Le député national Clément Kanku Bukasa wa Tshibuabua a posé, jeudi 26 novembre, une question orale avec débat au vice-Premier ministre et ministre de l’Intérieur, lors d’une séance plénière de l’Assemblée nationale organisée dans la salle des Congrès du Palais du peuple, siège du parlement congolais.

Cet élu national a centré sa question sur le fonctionnement de nouvelles provinces dirigées par les commissaires généraux récemment nommés sur Ordonnance présidentielle.

« Il ressort de ces nominations que ces commissaires spéciaux ne répondront pas de leur gestion auprès des Assemblées provinciales, ce qui a pour conséquence le non fonctionnement de ces assemblées telque le stipule la Constitution dans son article 197 », a expliqué Clément Kanku Bukasa wa Tshibuabua.

Et d’ajouter : « Par ailleurs, la nomination de ces commissaires spéciaux viole la Constitution en son article 198 qui veut que les gouverneurs de provinces soient élus au second degré. »

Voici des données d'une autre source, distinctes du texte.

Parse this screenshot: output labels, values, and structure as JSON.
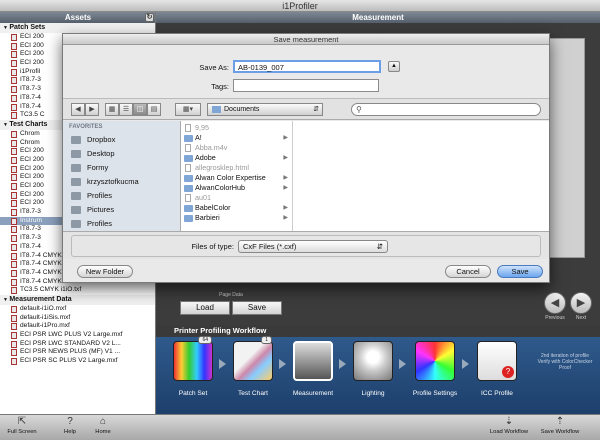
{
  "app": {
    "title": "i1Profiler"
  },
  "left_panel": {
    "header": "Assets",
    "refresh_icon": "refresh-icon",
    "groups": [
      {
        "name": "Patch Sets",
        "items": [
          "ECI 200",
          "ECI 200",
          "ECI 200",
          "ECI 200",
          "i1Profil",
          "IT8.7-3",
          "IT8.7-3",
          "IT8.7-4",
          "IT8.7-4",
          "TC3.5 C"
        ]
      },
      {
        "name": "Test Charts",
        "items": [
          "Chrom",
          "Chrom",
          "ECI 200",
          "ECI 200",
          "ECI 200",
          "ECI 200",
          "ECI 200",
          "ECI 200",
          "ECI 200",
          "IT8.7-3",
          "Instrum",
          "IT8.7-3",
          "IT8.7-3",
          "IT8.7-4",
          "IT8.7-4 CMYK random 1P i1iSis.txf",
          "IT8.7-4 CMYK visual 1P i1iO.txf",
          "IT8.7-4 CMYK visual 1P i1iSis XL...",
          "IT8.7-4 CMYK visual 1P i1iSis.txf",
          "TC3.5 CMYK i1iO.txf"
        ]
      },
      {
        "name": "Measurement Data",
        "items": [
          "default-i1iO.mxf",
          "default-i1iSis.mxf",
          "default-i1Pro.mxf",
          "ECI PSR LWC PLUS V2 Large.mxf",
          "ECI PSR LWC STANDARD V2 L...",
          "ECI PSR NEWS PLUS (MF) V1 ...",
          "ECI PSR SC PLUS V2 Large.mxf"
        ]
      }
    ],
    "selected_item": "Instrum"
  },
  "main": {
    "header": "Measurement",
    "page_data": {
      "label": "Page Data",
      "load": "Load",
      "save": "Save"
    },
    "nav": {
      "previous": "Previous",
      "next": "Next"
    }
  },
  "workflow": {
    "title": "Printer Profiling Workflow",
    "steps": [
      {
        "label": "Patch Set",
        "badge": "64"
      },
      {
        "label": "Test Chart",
        "badge": "1"
      },
      {
        "label": "Measurement",
        "badge": ""
      },
      {
        "label": "Lighting",
        "badge": ""
      },
      {
        "label": "Profile Settings",
        "badge": ""
      },
      {
        "label": "ICC Profile",
        "badge": ""
      }
    ],
    "note": "2nd iteration of profile Verify with ColorChecker Proof"
  },
  "bottombar": {
    "full_screen": "Full Screen",
    "help": "Help",
    "home": "Home",
    "load_workflow": "Load Workflow",
    "save_workflow": "Save Workflow"
  },
  "dialog": {
    "title": "Save measurement",
    "save_as_label": "Save As:",
    "save_as_value": "AB-0139_007",
    "tags_label": "Tags:",
    "tags_value": "",
    "location": "Documents",
    "search_placeholder": "",
    "sidebar": {
      "section": "FAVORITES",
      "items": [
        "Dropbox",
        "Desktop",
        "Formy",
        "krzysztofkucma",
        "Profiles",
        "Pictures",
        "Profiles"
      ]
    },
    "files": [
      {
        "name": "9,95",
        "kind": "doc",
        "dim": true,
        "folder": false
      },
      {
        "name": "A!",
        "kind": "folder",
        "dim": false,
        "folder": true
      },
      {
        "name": "Abba.m4v",
        "kind": "doc",
        "dim": true,
        "folder": false
      },
      {
        "name": "Adobe",
        "kind": "folder",
        "dim": false,
        "folder": true
      },
      {
        "name": "allegrosklep.html",
        "kind": "doc",
        "dim": true,
        "folder": false
      },
      {
        "name": "Alwan Color Expertise",
        "kind": "folder",
        "dim": false,
        "folder": true
      },
      {
        "name": "AlwanColorHub",
        "kind": "folder",
        "dim": false,
        "folder": true
      },
      {
        "name": "au01",
        "kind": "doc",
        "dim": true,
        "folder": false
      },
      {
        "name": "BabelColor",
        "kind": "folder",
        "dim": false,
        "folder": true
      },
      {
        "name": "Barbieri",
        "kind": "folder",
        "dim": false,
        "folder": true
      }
    ],
    "files_of_type_label": "Files of type:",
    "files_of_type_value": "CxF Files (*.cxf)",
    "new_folder": "New Folder",
    "cancel": "Cancel",
    "save": "Save"
  }
}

Dans la 1ère phase de sa réplique ponctuée de huées nourries surtout par les députés membres de l’Opposition, Evariste Boshab a évoqué les prolégomènes liés à l’historique de la gestion des provinces, en affirmant le souci du gouvernement de rapprocher l’administration des administrés.

Selon le vice-Premier ministre, la nomination des commissaires spéciaux a été autorisée par la Cour constitutionnelle, dans un arrêt invitant le gouvernement de la République à prendre des dispositions transitoires provisoires afin d’éviter un vide juridique de nature à mettre le pays en mal.

La Cour constitutionnelle a ainsi réagi à la requête de la Commission électorale nationale indépendante (CENI). Cette institution d’appui à la démocratie avait, dans sa requête, démontré l’impossibilité d’organiser l’élection des gouverneurs de provinces dans le délai constitutionnel.

Dans la 2ème phase de sa réponse, Evariste Boshab a expliqué que, d’une part, les commissaires spéciauxne présentent pas leurs programmes d’action aux Assemblées provinciales avant leur entrée en fonction et que, d’autre part, ils ne peuvent pas faire l’objet d’une motion de censure car ils ne sont pas l’émanation de ces Assemblées, mais ils sont les délégués du gouvernement central.

« Lorsqu’une Assemblée provinciale constate un cas de megestion ou d’incompétence dans le chef d’un commissaire spécial, elle a le droit de s’adresser au gouvernement central pour obtenir le retrait du concerné. La nomination des commissaires spéciaux ne viole pas l’article 198 de la Loi fondamentale, parce que les arrêts rendus par la Haute Cour en réponse aux requêtes Bazaïba et Babandoa ont confirmé la constitutionnalité de cette nomination », a conclu le vice-Premier ministre.

Une leçon de droit constitutionnel difficile

Appelé à ouvrir le débat, le député Clément Kanku Bukasawa Tshibuabua a déclaré qu’il n’a rien compris de la leçon de droit constitutionnel que le professeur Evariste Boshab a donnée à l’assemblée plénière tout au long de son exposé.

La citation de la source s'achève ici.